The Initial State of a Primordial Anisotropic Stage of Inflation

Research paper by Jose J. Blanco-Pillado, Masato Minamitsuji

Indexed on: 18 Jun '15Published on: 18 Jun '15Published in: High Energy Physics - Theory


We investigate the possibility that the inflationary period in the early universe was preceded by a primordial stage of strong anisotropy. In particular we focus on the simplest model of this kind, where the spacetime is described by a non-singular Kasner solution that quickly evolves into an isotropic de Sitter space, the so-called Kasner-de Sitter solution. The initial Big Bang singularity is replaced, in this case, by a horizon. We show that the extension of this metric to the region behind the horizon contains a timelike singularity which will be visible by cosmological observers. This makes it impossible to have a reliable prediction of the quantum state of the cosmological perturbations in the region of interest. In this paper we consider the possibility that this Kasner-de Sitter universe is obtained as a result of a quantum tunneling process effectively substituting the region behind the horizon by an anisotropic parent vacuum state, namely a $1+1$ dimensional spacetime compactified over an internal flat torus, $T_2$, which we take it to be of the form ${de Sitter}_2 \times T_2$ or ${Minkowski}_2 \times T_2$. As a first approximation to understand the effects of this anisotropic initial state, we compute the power spectrum of a massless scalar field in these backgrounds.

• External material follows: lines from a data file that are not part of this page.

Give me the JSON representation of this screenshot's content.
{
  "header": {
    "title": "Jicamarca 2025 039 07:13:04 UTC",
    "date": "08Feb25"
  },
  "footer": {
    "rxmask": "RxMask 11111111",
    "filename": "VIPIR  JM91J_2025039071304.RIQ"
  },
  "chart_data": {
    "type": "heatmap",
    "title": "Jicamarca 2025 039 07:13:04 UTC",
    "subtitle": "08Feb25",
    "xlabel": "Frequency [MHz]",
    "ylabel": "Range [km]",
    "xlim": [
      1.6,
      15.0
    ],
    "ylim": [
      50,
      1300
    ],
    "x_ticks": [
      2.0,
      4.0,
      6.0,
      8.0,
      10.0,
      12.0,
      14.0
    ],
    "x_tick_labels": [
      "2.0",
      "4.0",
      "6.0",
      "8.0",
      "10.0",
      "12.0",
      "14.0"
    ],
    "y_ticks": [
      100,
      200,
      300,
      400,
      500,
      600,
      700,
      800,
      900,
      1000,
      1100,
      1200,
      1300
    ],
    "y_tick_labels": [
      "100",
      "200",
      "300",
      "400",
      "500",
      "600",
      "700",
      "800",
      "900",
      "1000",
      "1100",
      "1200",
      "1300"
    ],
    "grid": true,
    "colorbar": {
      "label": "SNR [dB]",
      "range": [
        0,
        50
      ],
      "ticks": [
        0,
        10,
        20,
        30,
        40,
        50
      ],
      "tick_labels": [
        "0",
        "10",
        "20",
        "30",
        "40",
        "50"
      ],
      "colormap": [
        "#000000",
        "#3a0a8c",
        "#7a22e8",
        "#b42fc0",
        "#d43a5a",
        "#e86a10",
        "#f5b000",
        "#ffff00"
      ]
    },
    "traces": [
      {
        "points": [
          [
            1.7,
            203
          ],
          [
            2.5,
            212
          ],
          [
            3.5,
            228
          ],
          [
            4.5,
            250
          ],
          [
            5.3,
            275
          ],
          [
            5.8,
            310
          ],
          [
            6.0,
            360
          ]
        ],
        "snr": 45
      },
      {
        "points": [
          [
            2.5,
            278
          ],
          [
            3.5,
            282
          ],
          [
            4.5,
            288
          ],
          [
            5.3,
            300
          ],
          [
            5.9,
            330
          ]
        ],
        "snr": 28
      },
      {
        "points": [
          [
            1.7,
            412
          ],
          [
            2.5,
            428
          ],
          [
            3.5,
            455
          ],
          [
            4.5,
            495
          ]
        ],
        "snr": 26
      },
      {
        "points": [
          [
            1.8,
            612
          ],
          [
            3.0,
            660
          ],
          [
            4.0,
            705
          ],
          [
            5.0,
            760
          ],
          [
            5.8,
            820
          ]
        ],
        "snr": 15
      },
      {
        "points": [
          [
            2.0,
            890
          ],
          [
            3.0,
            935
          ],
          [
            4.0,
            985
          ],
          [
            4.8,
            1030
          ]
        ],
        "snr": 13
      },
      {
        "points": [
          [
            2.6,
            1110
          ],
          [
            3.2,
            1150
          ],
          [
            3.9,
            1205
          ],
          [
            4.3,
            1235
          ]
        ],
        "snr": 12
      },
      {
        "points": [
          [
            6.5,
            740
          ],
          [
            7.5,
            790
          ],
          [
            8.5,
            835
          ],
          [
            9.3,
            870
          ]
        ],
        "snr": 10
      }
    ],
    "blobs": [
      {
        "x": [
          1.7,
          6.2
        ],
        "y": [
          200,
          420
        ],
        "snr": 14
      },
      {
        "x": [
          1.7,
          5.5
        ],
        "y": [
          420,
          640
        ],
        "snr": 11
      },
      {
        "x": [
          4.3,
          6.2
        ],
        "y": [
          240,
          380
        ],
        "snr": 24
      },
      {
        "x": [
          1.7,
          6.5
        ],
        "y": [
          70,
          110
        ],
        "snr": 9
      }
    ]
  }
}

In both cases, the spectrum converges at small scales to the isotropic scale invariant form and only present important deviations from it at the largest possible scales. We find that the decompactification scenario from $M_2 \times T_2$ leads to a suppressed and slightly anisotropic power spectrum at large scales which could be related to some of the anomalies present in the current CMB data. On the other hand, the spectrum of the universe with a $dS_2 \times T_2$ parent vacuum presents an enhancement in power at large scales not consistent with observations.